While you may not buy this particular type of milk, it is interesting to see the pricing trends. For example, in Hawaii, residents pay $4.69 for a gallon of milk, but in Illinois, residents only pay $0.93. That’s for the exact same product at the exact same store. Take a minute to wrap your mind around that. If you don’t live in Illinois, your jaw might have dropped at how little milk costs in that state.

Zippia.com took the data from Ballotpedia and arranged it in an easy to understand map. Look at the map below to see how your state stacked up.
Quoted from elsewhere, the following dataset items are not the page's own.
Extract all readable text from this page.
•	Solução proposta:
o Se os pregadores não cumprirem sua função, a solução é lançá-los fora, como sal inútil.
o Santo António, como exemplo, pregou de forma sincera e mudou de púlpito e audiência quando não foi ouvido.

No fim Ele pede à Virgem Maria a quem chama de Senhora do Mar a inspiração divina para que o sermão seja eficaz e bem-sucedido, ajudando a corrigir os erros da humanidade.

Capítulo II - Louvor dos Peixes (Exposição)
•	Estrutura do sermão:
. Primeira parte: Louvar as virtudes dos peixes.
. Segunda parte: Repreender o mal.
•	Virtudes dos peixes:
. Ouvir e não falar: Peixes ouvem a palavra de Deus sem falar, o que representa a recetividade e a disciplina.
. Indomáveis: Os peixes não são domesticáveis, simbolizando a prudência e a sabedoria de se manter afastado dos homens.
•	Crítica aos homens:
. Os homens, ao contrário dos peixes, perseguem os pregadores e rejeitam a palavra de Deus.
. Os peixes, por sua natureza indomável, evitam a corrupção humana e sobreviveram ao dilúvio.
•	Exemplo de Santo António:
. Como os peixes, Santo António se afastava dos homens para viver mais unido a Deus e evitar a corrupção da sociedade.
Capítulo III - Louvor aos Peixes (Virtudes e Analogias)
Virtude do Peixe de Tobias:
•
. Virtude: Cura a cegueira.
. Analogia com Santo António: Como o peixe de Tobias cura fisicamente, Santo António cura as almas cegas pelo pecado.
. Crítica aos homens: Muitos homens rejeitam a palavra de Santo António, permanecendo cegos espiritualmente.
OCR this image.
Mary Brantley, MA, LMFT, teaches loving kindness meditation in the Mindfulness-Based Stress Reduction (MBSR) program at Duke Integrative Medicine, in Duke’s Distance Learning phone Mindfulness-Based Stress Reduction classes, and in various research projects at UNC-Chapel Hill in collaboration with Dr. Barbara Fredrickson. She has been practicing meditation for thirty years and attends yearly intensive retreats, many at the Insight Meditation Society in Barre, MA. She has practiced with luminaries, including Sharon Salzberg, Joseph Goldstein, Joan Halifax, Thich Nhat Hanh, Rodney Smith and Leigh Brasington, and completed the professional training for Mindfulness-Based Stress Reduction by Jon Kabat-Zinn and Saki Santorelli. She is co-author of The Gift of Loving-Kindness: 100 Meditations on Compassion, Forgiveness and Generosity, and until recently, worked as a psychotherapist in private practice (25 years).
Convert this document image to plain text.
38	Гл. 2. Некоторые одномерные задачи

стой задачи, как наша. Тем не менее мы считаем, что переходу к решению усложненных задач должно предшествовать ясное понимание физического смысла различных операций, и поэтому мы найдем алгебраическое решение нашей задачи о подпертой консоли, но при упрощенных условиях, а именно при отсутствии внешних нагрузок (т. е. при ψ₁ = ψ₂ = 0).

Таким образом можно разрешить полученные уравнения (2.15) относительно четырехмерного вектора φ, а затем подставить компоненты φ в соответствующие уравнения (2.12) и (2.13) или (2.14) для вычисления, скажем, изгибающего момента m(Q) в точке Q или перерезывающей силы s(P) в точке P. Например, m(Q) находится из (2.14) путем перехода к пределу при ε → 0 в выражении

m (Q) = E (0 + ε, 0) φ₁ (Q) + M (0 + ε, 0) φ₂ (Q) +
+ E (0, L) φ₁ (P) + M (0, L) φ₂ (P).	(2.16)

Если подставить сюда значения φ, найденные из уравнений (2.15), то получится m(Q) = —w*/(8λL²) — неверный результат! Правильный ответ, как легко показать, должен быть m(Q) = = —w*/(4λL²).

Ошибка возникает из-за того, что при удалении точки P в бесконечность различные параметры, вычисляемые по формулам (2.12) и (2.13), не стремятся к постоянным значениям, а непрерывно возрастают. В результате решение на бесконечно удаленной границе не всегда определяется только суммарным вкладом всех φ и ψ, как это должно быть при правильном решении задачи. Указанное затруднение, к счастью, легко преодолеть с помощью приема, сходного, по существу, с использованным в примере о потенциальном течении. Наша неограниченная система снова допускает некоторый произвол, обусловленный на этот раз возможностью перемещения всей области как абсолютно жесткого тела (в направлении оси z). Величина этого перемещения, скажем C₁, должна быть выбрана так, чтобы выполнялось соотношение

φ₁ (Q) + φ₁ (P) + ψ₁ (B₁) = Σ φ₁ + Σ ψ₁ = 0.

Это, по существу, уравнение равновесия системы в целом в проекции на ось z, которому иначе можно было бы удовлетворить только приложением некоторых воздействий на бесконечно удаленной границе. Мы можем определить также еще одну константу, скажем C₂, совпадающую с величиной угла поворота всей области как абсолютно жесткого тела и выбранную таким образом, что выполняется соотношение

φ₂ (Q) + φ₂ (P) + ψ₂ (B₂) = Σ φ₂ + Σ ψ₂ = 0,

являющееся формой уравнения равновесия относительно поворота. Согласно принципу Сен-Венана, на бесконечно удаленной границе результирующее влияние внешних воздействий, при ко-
You might be looking at the map thinking, “I pay more than that for a gallon of milk.” Or, perhaps you pay less. It’s important to remember that this data is for a specific type of milk sold at Walmart stores. Milk might cost more at your favorite grocery store than it does at Walmart. If you live in the country, it might cost less than it would in a big city. There are a lot of variables. In general, it’s probably safe to say that states on this map that pay less for one type of milk probably pay less for many other types of milk as well, and states on this map that pay more for one type of milk probably pay more many other types of milk as well.

How much do you usually pay for milk? Do you buy Great Value 2% Reduced Fat Milk? Do you usually pay more or less for milk than the amount listed on this chart for your state? Does it surprise you that milk costs so much more in Hawaii than it does in Illinois?